Ms. Shuttleworth sought further information from the LAT and discovered that under an unwritten review process imposed by SLASTO’s Executive Chair, the legal department had sent the adjudicator’s draft decision to the Executive Chair for review before it was finalized. The Executive Chair provided comments to Adjudicator Sapin, who revised her decision before its release. The nature of the revisions was not disclosed although, arguably, they should have been.
Writing for a unanimous Divisional Court panel which included Justice Fred Myers and Justice Mike McKelvey, Justice Julie Thorburn found that the LAT’s decision-making process did not meet the minimum standards required to ensure both the existence and the appearance of independence of the adjudicator’s decision. Although there was no finding of actual impropriety (the applicant did not prove that the Executive Chair did anything to force the adjudicator to change her decision), the Court held that “an informed, cautious observer would have a reasonable basis to believe that the decision did not reflect the independent decision of the adjudicator” and should be set aside.

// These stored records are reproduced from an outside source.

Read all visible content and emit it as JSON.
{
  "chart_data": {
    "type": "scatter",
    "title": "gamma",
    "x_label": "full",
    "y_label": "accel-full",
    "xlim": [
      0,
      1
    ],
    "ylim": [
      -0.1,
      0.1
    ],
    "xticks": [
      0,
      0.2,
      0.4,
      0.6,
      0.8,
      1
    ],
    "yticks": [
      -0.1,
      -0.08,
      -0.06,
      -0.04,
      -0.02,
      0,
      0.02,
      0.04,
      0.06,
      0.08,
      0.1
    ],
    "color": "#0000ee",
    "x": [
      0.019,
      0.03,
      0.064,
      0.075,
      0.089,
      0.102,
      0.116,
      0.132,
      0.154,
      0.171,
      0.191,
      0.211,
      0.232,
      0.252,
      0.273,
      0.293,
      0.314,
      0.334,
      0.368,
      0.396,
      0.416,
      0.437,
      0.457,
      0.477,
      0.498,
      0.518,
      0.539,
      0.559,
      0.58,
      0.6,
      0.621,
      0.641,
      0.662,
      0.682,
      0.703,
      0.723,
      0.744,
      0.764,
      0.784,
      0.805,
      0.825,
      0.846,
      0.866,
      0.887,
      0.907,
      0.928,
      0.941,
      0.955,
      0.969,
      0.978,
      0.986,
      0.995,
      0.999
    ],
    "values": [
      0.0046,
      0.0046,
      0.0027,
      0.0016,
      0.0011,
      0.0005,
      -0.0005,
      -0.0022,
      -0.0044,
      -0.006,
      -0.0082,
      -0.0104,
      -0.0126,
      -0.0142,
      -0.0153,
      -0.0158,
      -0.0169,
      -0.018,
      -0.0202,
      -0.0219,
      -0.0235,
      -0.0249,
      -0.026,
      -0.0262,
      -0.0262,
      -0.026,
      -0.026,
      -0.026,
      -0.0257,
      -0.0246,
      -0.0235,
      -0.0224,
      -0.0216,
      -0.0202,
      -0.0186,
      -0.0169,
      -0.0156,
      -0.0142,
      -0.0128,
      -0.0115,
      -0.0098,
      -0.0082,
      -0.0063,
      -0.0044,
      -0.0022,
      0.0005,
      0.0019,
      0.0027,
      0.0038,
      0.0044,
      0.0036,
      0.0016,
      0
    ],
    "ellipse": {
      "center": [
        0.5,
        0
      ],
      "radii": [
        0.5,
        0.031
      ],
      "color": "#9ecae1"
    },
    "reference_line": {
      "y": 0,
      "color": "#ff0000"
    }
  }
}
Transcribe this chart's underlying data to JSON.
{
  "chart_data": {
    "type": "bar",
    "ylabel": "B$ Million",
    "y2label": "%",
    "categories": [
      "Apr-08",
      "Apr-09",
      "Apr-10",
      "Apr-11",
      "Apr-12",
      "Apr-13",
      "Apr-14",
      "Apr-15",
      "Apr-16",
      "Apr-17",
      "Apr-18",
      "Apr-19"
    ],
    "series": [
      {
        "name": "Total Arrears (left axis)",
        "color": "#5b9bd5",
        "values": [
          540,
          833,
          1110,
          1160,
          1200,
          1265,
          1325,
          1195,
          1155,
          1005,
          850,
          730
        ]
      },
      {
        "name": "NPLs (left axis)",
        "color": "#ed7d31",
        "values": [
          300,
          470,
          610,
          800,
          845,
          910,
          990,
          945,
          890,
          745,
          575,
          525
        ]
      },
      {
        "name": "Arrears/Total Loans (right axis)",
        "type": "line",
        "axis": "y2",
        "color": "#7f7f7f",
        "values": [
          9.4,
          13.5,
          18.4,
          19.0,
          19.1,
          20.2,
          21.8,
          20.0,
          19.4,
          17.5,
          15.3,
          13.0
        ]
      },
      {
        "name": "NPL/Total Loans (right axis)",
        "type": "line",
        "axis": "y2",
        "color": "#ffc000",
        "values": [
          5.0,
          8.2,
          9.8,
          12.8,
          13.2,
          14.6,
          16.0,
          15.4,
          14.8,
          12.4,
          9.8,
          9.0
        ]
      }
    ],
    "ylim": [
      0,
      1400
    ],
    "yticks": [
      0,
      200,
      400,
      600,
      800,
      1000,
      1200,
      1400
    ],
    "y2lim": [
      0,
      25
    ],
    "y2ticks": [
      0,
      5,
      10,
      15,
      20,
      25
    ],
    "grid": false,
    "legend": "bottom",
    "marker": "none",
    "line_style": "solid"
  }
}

The LAT admitted that it has a three- to four-step review process: decisions first go to the Duty Vice-Chair, then to the LAT legal team. In this case, the legal team took the additional step of sending the decision directly to the Executive Chair, as this was a CAT decision to be released by the LAT. Finally, all decisions are reviewed by the file’s case management officer.
Notably, the LAT’s review process is not set out in any written policy document. The Adjudicative Tribunals Accountability, Governance and Appointments Act, which governs SLASTO, contains a very formal process to ensure the accountability of tribunal members and officers both internally and to the public, and requires not only that there be a written policy, but that tribunals must make all such documents available to the public.
The LAT argued that adjudicators have a choice as to whether to have their decisions reviewed by the Executive Chair and that reviewers do not comment on the adjudicator’s ultimate result. The LAT claimed that there was no obligation on an adjudicator to participate in the review process or to make suggested changes. However, the LAT admitted that adjudicators “are expected” to subject their decisions for review and decisions are sent to the Executive Chair by the legal department without any assent or input from adjudicators. Notably, the Court observed that when comments come back to adjudicators from the Executive Chair, they are being made by a person with authority over the adjudicator’s reappointment. While not noted in the decision, it is also the case that the Executive Chair also has the regulatory power to reconsider the decision after it is rendered, thereby making this initial review before the release of the decision even more questionable, and/or the reconsideration process that much more suspect as to its value.
For reasons which are unknown, Applicant’s counsel did not cross-examine the LAT’s affiant on the affidavit submitted; thus, the Court was unable to make a finding that Adjudicator Sapin did not reach her decision independently.
Ultimately, the Court held that due to the lack of a written policy, the absence of evidence of an adjudicator’s right to decline review or not to implement recommended changes, and the fact that the review was conducted by someone at a supervisory level over the adjudicator, there was a reasonable apprehension that the decision was not made independently, such that the matter should be sent back for a new hearing.
While it would be interesting to get Adjudicator Sapin’s take on this entire set of circumstances, it is interesting to note that she is no longer at the LAT.